4. A criança sorriu. A mãe não notou, entretida com os vídeos do Instagram. O pai só tinha olhos para o crepúsculo, e não se virou para apreciar a aurora. O gari que varria a praça também não viu, pois não via a hora de chegar em casa. Os pombos olhavam para o chão, em busca das migalhas jogadas pelo ancião. A idosa que o acompanhava tinha o olhar fixo no nada, e nada vira. Somente eu tinha visto o sorriso da criança. E, naquele momento, me senti a melhor pessoa do mundo.

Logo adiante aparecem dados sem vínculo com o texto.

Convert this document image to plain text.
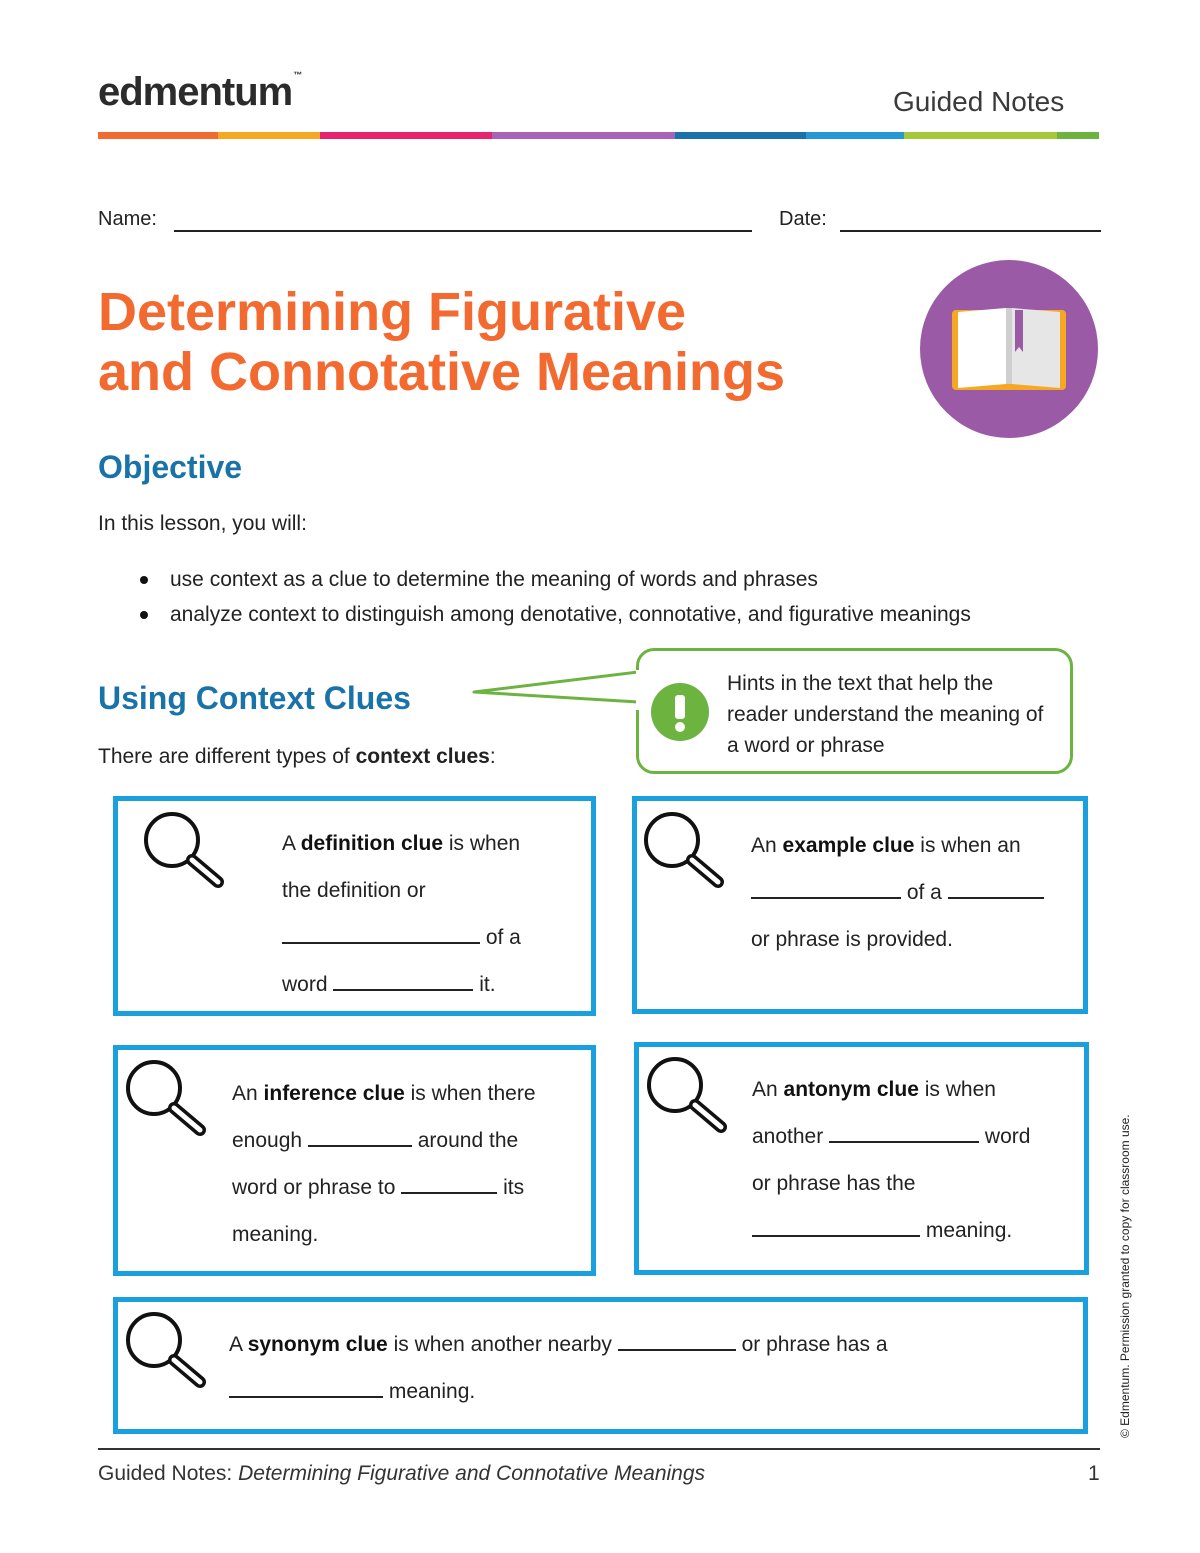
edmentum™
Guided Notes
Name:	Date:
Determining Figurative
and Connotative Meanings
Objective
In this lesson, you will:
use context as a clue to determine the meaning of words and phrases
analyze context to distinguish among denotative, connotative, and figurative meanings
Using Context Clues
There are different types of context clues:
Hints in the text that help the reader understand the meaning of a word or phrase
A definition clue is when
the definition or
of a
word	it.
An example clue is when an
of a
or phrase is provided.
An inference clue is when there
enough	around the
word or phrase to	its
meaning.
An antonym clue is when
another	word
or phrase has the
meaning.
A synonym clue is when another nearby	or phrase has a
meaning.	© Edmentum. Permission granted to copy for classroom use.
Guided Notes: Determining Figurative and Connotative Meanings	1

5. – Sabia que você iria aparecer.
– Virou vidente agora?
– Nem precisava. Você sempre aparece.
– Posso ir embora, se quiser.
– Ui, ficou magoadinho, é?
– Só quando você dá bola demais pros outros.
– Nunca te prometi exclusividade.
– E quem é que tá te cobrando isso?
– Então deixa de ser ciumento.
– Ciumento? Confio no meu taco.
– Ih, lá vem. Conheço essa sua lábia.
– Conhece e gosta, né?
– …
– Sabe que esse seu sorriso me desmonta?